Что было потом, вспоминалось урывками, словно из памяти аккуратно вырезали самые мерзкие куски. Помнил, как бежал по двору, и воздух, ставший вдруг твёрдым, как стекло, со звоном лопался и цеплял, царапал острыми зазубренными гранями. Помнил, как мчался по лестнице, не замечая стреляющую боль в ноге. Как остановился перед обвалившейся лестницей на седьмом этаже, как пытался подняться вверх по перекрученным прутьям торчащей в разные стороны арматуры, как отталкивал Руслана. Как раз за разом бил кулаком в обгорелую стену, пока руку не прошило острой болью, а на стене не появилось кровавое пятно. И только тогда бессильно опустился на бетон и поднял застывшие глаза вверх - туда, где за диким переплетением обгорелых обломков начинался восьмой этаж. Родители жили на девятом.

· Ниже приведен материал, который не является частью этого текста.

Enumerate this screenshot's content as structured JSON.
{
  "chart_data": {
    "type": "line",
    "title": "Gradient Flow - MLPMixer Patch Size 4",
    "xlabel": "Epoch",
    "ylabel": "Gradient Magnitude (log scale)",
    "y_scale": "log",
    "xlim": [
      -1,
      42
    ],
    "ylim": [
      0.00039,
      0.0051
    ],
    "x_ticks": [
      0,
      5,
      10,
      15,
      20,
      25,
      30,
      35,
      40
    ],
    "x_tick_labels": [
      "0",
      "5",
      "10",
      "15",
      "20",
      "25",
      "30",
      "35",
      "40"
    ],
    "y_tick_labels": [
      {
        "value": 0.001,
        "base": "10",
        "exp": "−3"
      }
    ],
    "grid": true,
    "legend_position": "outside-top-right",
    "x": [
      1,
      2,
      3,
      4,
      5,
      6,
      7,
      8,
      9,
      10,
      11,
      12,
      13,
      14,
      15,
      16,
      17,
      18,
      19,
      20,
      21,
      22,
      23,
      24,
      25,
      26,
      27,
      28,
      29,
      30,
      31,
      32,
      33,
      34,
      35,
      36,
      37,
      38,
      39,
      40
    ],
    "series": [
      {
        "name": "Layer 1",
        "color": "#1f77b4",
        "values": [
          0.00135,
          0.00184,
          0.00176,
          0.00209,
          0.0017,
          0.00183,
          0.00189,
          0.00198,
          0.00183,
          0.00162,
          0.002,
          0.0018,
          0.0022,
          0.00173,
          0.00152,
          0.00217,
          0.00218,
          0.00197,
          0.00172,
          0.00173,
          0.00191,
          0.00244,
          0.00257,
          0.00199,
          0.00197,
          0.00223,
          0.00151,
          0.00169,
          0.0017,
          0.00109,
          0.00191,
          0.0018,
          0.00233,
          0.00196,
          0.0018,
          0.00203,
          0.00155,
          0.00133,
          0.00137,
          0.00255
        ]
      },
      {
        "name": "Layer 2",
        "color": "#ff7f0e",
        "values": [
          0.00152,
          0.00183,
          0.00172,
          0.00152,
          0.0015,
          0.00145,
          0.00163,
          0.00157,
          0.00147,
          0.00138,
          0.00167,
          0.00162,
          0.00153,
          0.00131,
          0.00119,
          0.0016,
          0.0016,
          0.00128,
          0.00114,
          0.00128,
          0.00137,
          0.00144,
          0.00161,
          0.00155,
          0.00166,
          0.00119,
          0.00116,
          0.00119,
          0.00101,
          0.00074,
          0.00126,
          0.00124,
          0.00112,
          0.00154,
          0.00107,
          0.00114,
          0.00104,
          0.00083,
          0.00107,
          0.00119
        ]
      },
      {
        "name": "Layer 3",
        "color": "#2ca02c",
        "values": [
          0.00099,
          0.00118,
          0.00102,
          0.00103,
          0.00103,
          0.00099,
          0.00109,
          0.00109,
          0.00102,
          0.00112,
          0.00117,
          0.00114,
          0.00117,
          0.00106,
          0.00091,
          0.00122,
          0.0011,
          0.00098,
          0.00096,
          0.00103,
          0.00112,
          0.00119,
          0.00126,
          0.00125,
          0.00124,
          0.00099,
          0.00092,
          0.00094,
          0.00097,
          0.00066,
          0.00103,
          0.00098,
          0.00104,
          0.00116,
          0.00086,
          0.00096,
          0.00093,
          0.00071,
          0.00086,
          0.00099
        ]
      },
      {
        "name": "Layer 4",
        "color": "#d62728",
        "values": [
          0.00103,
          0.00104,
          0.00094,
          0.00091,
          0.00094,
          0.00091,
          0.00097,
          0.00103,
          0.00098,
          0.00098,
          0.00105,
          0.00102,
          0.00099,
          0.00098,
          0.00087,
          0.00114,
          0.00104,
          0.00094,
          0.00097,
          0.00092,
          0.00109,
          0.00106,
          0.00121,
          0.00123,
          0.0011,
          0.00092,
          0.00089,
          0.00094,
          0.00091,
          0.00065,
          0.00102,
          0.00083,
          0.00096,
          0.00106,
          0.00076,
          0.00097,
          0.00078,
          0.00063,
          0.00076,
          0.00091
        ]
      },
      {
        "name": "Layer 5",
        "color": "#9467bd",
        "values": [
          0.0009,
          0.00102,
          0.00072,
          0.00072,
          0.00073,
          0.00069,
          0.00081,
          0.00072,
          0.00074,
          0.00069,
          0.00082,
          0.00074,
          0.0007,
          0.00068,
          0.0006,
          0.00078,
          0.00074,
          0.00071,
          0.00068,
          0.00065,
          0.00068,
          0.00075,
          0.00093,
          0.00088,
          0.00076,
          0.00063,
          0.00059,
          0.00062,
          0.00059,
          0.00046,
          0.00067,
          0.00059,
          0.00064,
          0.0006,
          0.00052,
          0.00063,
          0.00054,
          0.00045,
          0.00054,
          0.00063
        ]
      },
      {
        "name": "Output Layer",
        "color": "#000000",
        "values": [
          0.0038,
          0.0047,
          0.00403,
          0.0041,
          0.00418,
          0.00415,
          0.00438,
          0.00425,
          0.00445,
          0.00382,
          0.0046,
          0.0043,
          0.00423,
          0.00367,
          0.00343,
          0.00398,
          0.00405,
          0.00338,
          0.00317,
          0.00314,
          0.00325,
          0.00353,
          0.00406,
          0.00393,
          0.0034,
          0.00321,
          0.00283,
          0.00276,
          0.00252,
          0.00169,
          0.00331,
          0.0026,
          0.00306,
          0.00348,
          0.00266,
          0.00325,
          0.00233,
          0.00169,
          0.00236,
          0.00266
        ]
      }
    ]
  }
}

Дальше следовал провал. Кажется, подошёл кто-то из соседей и что-то долго и подробно рассказывал. Он запомнил одно: самолёты прилетели вчера вечером. Вчера вечером. Вчера!
"Вчера! - пытался объяснить он Руслану. - Вчера, Русик, понимаешь - вчера! Если бы я не ковырялся с твоей долбанной машиной и пошёл пешком…. Да пошли бы вы все!"
Как оказался дома он не помнил совсем. Память услужливо подсовывала только один короткий момент: как оттолкнул Руслана в прихожей, прохромал в большую комнату, вытащил из-за разобранного шифоньера ящик с водкой и прямо из горла выцедил полбутылки. И наступила спасительная темнота. За прошедшие дни темнота рассеивалась несколько раз, да и то не совсем. Вроде бы, ходил за водой, во всяком случае, вёдра в кухне стояли полные до краёв. И пару раз приходил Руслан.
За окном снова тяжело громыхнуло, следом равномерно застучал пулемёт.